The poems are intelligent, a little dry. Judging by their general disposition, Shalamov is not inclined to forget or forgive the past as much as he is ready to give up on it. Only one poem stands out among the others for its bitterness, its open attempt to settle scores with the “scoundrels, sycophants, and hypocrites” – and by the way, this is by far not the best poem in the book. Shalamov’s poetic skill is incomparably more convincing where he examines nature, – “indifferent nature,” according to Pushkin, – where he talks to himself or mentions his return from exile to Moscow with restrained excitement, “intertwined with my fate by the will of the era.”

Baratynsky is his teacher and apparently his favorite poet, from whom he inherited the desire to combine feeling with thought as much as possible. Of course, the matter here is not in the “philosophical origins,” as the editorial note somewhat simple-mindedly indicates, but in his disregard for light lyricism, for the inevitable charm at any cost, following the example of some followers of Fet. There is a poem in The Road and Destiny titled “Baratynsky,” the text of which is almost anecdotal, despite the serious tone: in a hard-labor camp, three prisoners accidentally found a volume of Baratynsky’s poems in someone’s abandoned house and immediately divided it into three parts. The first took the preface – “for cigarettes.” The second took the afterword to carve a deck of playing cards out of it (makeshift cards are also mentioned in Kolyma Tales). Shalamov got the “inspired poems of the half-forgotten poet” and recognized it as “happiness.”

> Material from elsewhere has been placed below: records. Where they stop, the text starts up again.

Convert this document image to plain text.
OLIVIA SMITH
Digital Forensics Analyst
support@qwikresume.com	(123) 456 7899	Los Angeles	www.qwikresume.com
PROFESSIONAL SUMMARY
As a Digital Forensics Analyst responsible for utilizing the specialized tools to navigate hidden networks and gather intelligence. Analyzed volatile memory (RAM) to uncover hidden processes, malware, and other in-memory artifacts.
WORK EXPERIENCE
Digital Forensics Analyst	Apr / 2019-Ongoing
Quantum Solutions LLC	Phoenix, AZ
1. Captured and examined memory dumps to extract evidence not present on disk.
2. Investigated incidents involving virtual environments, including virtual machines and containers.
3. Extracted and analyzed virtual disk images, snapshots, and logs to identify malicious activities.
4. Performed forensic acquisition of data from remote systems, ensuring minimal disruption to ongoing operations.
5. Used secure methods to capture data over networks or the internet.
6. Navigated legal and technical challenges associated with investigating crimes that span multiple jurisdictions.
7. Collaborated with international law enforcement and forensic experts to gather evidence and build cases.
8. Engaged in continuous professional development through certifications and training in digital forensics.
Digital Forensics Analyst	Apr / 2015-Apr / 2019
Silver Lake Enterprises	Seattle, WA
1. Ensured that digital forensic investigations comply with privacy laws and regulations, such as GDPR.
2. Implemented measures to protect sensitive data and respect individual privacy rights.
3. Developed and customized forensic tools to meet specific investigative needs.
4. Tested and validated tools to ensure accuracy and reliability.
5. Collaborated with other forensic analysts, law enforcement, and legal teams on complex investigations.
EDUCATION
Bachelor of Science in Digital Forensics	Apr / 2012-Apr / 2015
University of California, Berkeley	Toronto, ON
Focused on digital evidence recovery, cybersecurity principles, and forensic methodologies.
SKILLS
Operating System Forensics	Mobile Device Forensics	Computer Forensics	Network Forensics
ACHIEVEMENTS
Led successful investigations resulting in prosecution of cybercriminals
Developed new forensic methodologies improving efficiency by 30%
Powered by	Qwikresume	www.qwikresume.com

Reading the verses of the poet, if only a “half-forgotten” but still an extraordinary one, forever leaves a trace on the prisoner’s subconscious, provided that he read them for the first time. Baratynsky taught him accuracy, the steadiness of poetic techniques, the mystical precision of images. Here is one example chosen almost randomly:

A Pine Tree in the Swamp

God punished the pine tree for something
And threw it off a cliff
She fell into the swamp
Amidst the cold haze.

Half alive, she
Barely held back a sigh,
The mud and damp crimson moss
Was sucking her in.

She didn’t dare to straighten up,
To cling to the cracks in the rocks,
And the wind – the one that was the killer, –
Squeezed her hand gently,

Squeezed her still living hand,
Wanted her to
Be thankful for the science,
While she was still visible.

The collection of Shalamov’s poems, unique in their spirit and significant in their own way, unlike most of today’s poetry, especially Soviet poetry, should be examined from a purely literary point of view, without delving into the author’s biography. The poems would deserve such an analysis, and, probably, for Shalamov himself, this would be the only acceptable approach to his work. But whether the author is annoyed or indifferent, it is difficult for us over here to avoid the “Kolyma” approach to his poetry. One cannot help oneself the question: can it be, at least in its essence, that the dryness and strictness of these verses come from camp loneliness, from the lonely nocturnal thoughts about that “road and destiny” that sometimes befalls a person? Maybe it was because of such thoughts that the illusions, which so often turn out to be the essence and core of lyrics, have disappeared without a trace in Shalamov’s consciousness; maybe Shalamov would have been a different poet if he had a different destiny? But guesses remain guesses, and we have no reliable answer to them.